The language of the innumerable discussion groups and bulletin boards of the
Net has much of the tone of private communication--it's informal, elliptical,
and allusive. But it is conversation filtered by a battery of conventions adapted
to its new function. I'm thinking of not just the rich etiquette for responding,
cc'ing participants, including quotes from other messages you've received, and
so forth, but the subtler ways that the informalities of private conversation
are tailored for use in a semipublic forum. That's why these discussions can
be so difficult for foreigners to participate in, even when they're entirely
comfortable with formal written English. What's more worrisome still, they can
also marginalize native speakers who aren't privy to the norms of middle-class
speech, by which I mean not so much the forms and spellings of the standard
language as the way people deploy it in the back-and-forth of ordinary conversation.

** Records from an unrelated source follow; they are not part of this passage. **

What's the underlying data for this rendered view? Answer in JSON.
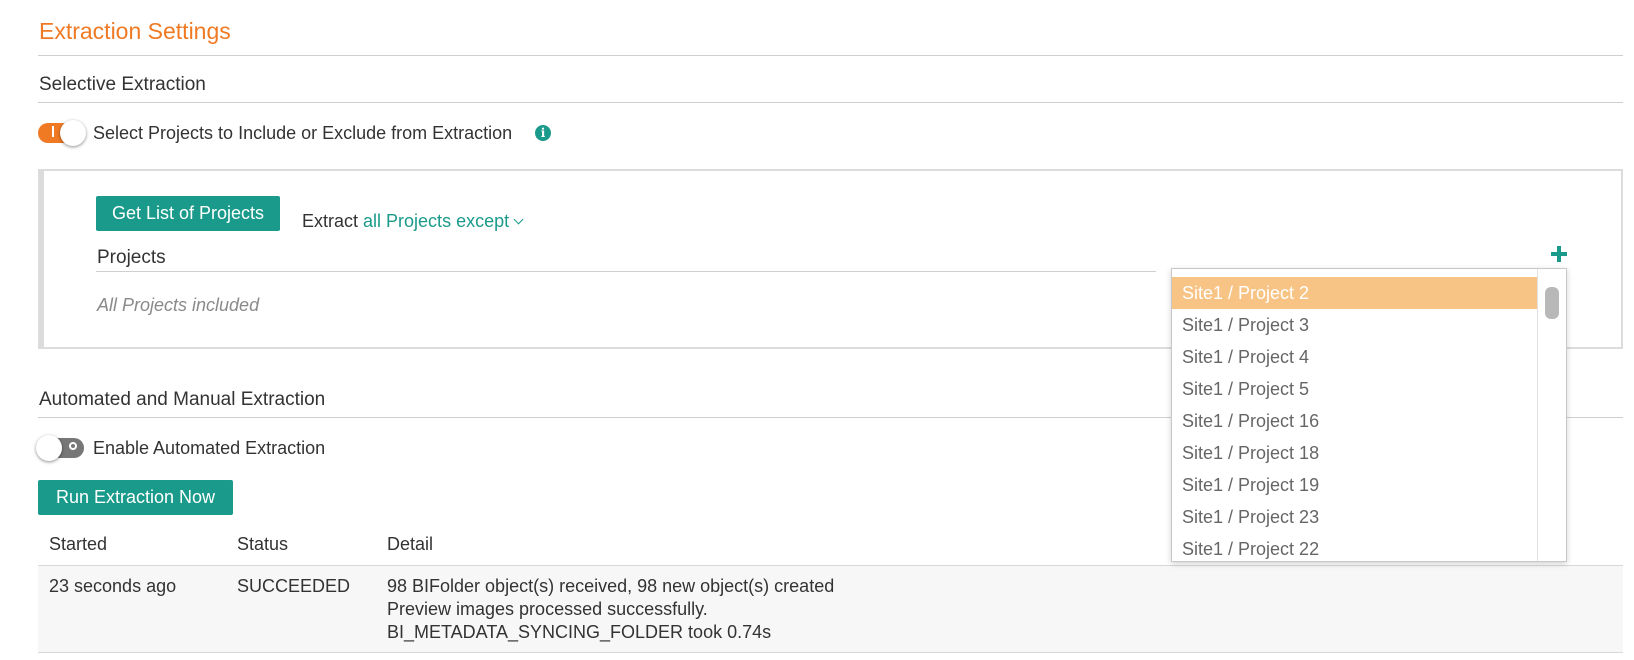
{
  "page": {
    "title": "Extraction Settings"
  },
  "selective": {
    "heading": "Selective Extraction",
    "toggle_state": "on",
    "toggle_label": "Select Projects to Include or Exclude from Extraction",
    "info_icon": "info-icon",
    "get_list_button": "Get List of Projects",
    "extract_prefix": "Extract",
    "extract_mode": "all Projects except",
    "projects_heading": "Projects",
    "projects_empty": "All Projects included",
    "add_icon": "plus-icon"
  },
  "dropdown": {
    "selected_index": 0,
    "items": [
      "Site1 / Project 2",
      "Site1 / Project 3",
      "Site1 / Project 4",
      "Site1 / Project 5",
      "Site1 / Project 16",
      "Site1 / Project 18",
      "Site1 / Project 19",
      "Site1 / Project 23",
      "Site1 / Project 22"
    ]
  },
  "automated": {
    "heading": "Automated and Manual Extraction",
    "toggle_state": "off",
    "toggle_label": "Enable Automated Extraction",
    "run_button": "Run Extraction Now"
  },
  "history": {
    "columns": [
      "Started",
      "Status",
      "Detail"
    ],
    "rows": [
      {
        "started": "23 seconds ago",
        "status": "SUCCEEDED",
        "detail": [
          "98 BIFolder object(s) received, 98 new object(s) created",
          "Preview images processed successfully.",
          "BI_METADATA_SYNCING_FOLDER took 0.74s"
        ]
      }
    ]
  },
  "colors": {
    "accent_orange": "#f07a24",
    "accent_teal": "#1a9a8a",
    "dropdown_highlight": "#f8c486"
  }
}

It's one thing to know when to say, "I'm afraid I have to take issue with
Ms. Price's conclusions" and another--much more difficult to get the hang
of--to know when it's appropriate to say, "You've gotta be kidding."
There's a troubling paradox in all this. The forums of the
Internet undoubtedly create the opportunity for a wider and more participatory
public discourse than has ever before been possible. True, we may want to be
a little skeptical of the visionaries' picture of these interactive forums as
the nuclei of a new "electronic commons" that will wind up displacing
traditional political institutions with a direct democracy--it's in their nature
to be too chaotic, too fragmented, and too unreliable to bear all the burden.
But they have already become important secondary media for transacting political
life, both as places where the news is critically interpreted and as sources
of information (sometimes correct) that the press has not adequately reported.
Yet even as they open up the discourse, these forums can also restrict and
circumscribe participation in it, as the neutral language of the traditional
op-ed page yields to something that has more of the tone of conversation in
a Palo Alto coffee bar. This may ultimately be the most important linguistic
issue raised by the technology. What does it matter how widely English or any
other language is used on the Internet if the language used there has become
less of a common medium for its speakers?